Intermolecular Interaction between Anchoring Subunits Specify Subcellular Targeting and Function of RGS Proteins in Retina ON-Bipolar Neurons

• Published in: The Journal of neuroscience Vol. 36; no. 10; pp. 2915 - 2925
• Main Authors: Sarria, Ignacio, Orlandi, Cesare, McCall, Maureen A, Gregg, Ronald G, Martemyanov, Kirill A
• Format: Journal Article
• Language: English
• Published: United States Society for Neuroscience 09.03.2016
• Subjects: Animals; Cadmium Chloride - pharmacology; DNA-Binding Proteins - metabolism; Female; Gene Expression Regulation - genetics; Gene Expression Regulation - physiology; HEK293 Cells; Humans; Light; Macromolecular Substances - metabolism; Male; Membrane Proteins - deficiency; Membrane Proteins - genetics; Mice; Mice, Transgenic; Models, Molecular; Phosphoproteins - metabolism; Receptors, G-Protein-Coupled - genetics; Receptors, G-Protein-Coupled - metabolism; Receptors, Metabotropic Glutamate - metabolism; Retina - cytology; Retinal Bipolar Cells - physiology; RGS Proteins - genetics; RGS Proteins - metabolism; Synaptic Transmission - physiology; vision; RGS proteins; synaptic transmission; retina; G-protein signaling
• ISSN: 0270-6474; 1529-2401
• DOI: 10.1523/jneurosci.3833-15.2016

In vertebrate retina, light responses generated by the rod photoreceptors are transmitted to the second-order neurons, the ON-bipolar cells (ON-BC), and this communication is indispensible for vision in dim light.
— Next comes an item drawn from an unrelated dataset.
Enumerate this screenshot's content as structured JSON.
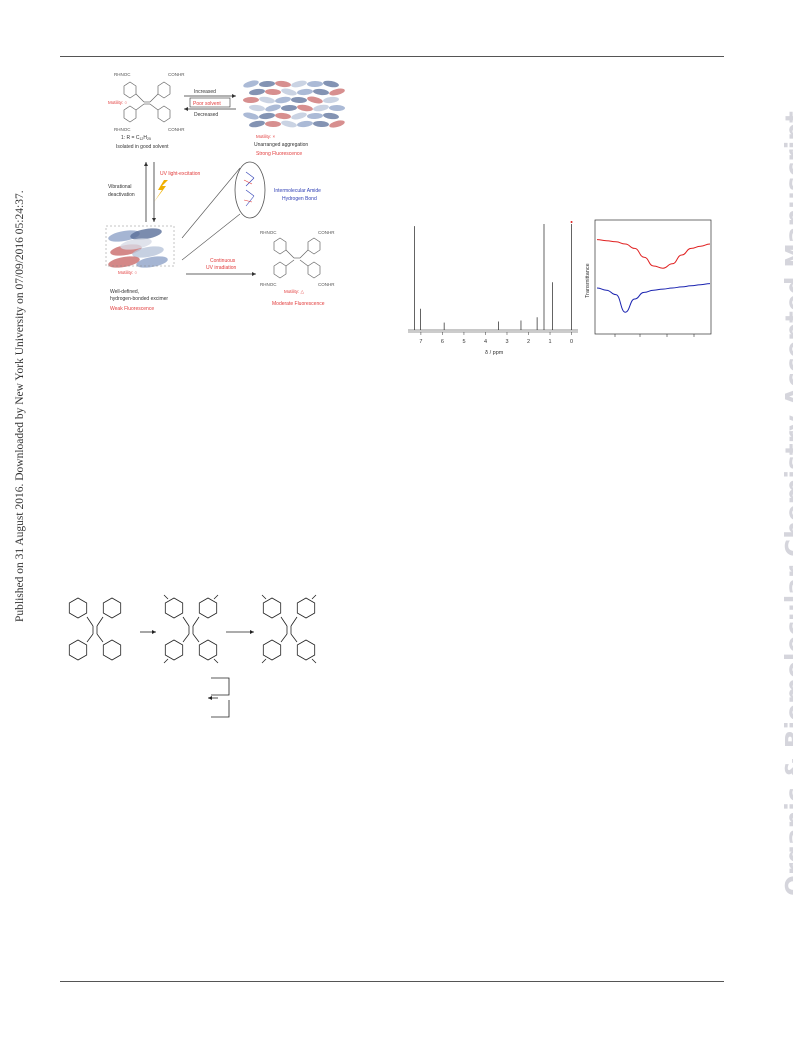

In ON-BCs, synaptic transmission is initiated by the metabotropic glutamate receptor, mGluR6, that signals via the G-protein Go to control opening of the effector ion channel, TRPM1. A key role in this process belongs to the GTPase Activating Protein (GAP) complex that catalyzes Go inactivation upon light-induced suppression of glutamate release in rod photoreceptors, thereby driving ON-BC depolarization to changes in synaptic input. The GAP complex has a striking molecular complexity. It contains two Regulator of G-protein Signaling (RGS) proteins RGS7 and RGS11 that directly act on Go and two adaptor subunits: RGS Anchor Protein (R9AP) and the orphan receptor, GPR179. Here we examined the organizational principles of the GAP complex in ON-BCs. Biochemical experiments revealed that RGS7 binds to a conserved site in GPR179 and that RGS11 in vivo forms a complex only with R9AP. R9AP and GPR179 are further integrated via direct protein-protein interactions involving their cytoplasmic domains. Elimination of GPR179 prevents postsynaptic accumulation of R9AP. Furthermore, concurrent knock-out of both R9AP and RGS7 does not reconfigure the GAP complex and completely abolishes synaptic transmission, resulting in a novel mouse model of night blindness. Based on these results, we propose a model of hierarchical assembly and function of the GAP complex that supports ON-BCs visual signaling.